Sebenarnya, tipikal karakter seperti Dilan bukanlah karakter yang baru. Karakter yang unik, berbeda, berkesan ‘nakal’, namun cerdas dan penuh kejutan, sudah cukup sering diangkat dalam medium cerita. Entah itu di buku, film atau medium cerita lainnya. Tapi biarpun begitu, Dilan tetap punya identitas sendiri. Itu bisa dilihat dari cara ia berbicara, menelepon, memberi kado ulang tahun, membuat puisi dan berbagai hal unik lainnya (yang sudah baca pasti tahu). Dan itu semua adalah buah dari signature khas seorang Pidi Baiq.
‘Dilan: Dia Adalah Dilanku Tahun 1990’ menggulirkan ceritanya dengan bahasa sehari-hari yang ringan. Paragraf demi paragraf dirangkai dengan sederhana tapi tidak menye-menye dan lebay. Membuatnya lebih mudah dicerna dan diikuti. Set waktu ’90-an juga turut membawa cerita menjadi terasa lebih nyaman. Setidaknya kita bisa membayangkan Bandung era ‘90-an yang tidak seperti Bandung sekarang. Paris van Java yang romantis.
Buat para penggemar Pidi Baiq, rasanya tidak ada alasan untuk tidak membacanya. Buat para pembaca biasa, buku ini cukup recommended (sekali baca sudah cukup). Meskipun tidak sampai bagus sekali seperti kata orang-orang (setidaknya buat saya).
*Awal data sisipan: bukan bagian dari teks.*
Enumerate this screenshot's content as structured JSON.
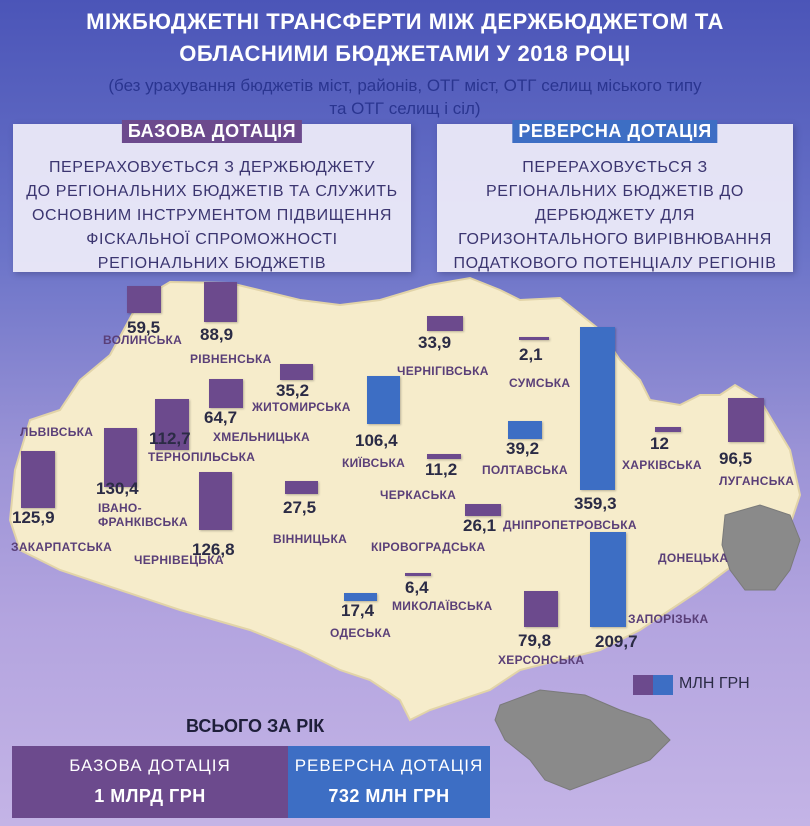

Ini cheesy dan cliche, tapi ‘Dilan: Dia Adalah Dilanku Tahun 1990’ tetap akan membawamu menyusuri kisah cinta SMA ala ‘90-an di Bandung yang sederhana tapi berbeda dengan caranya. Terlebih ‘Dilan: Dia Adalah Dilanku Tahun 1990’ membawa kisah romansa pada fase yang disebut orang sebagai fase ‘pedekate’. Fase yang katanya (sesungguhnya) lebih indah bila dibanding fase ‘jadian’ atau resmi ‘pacaran’. Dan seperti yang pernah diisyaratkan Milea di suatu malam, kisah romansanya dengan Dilan akan berlanjut dibuku kedua.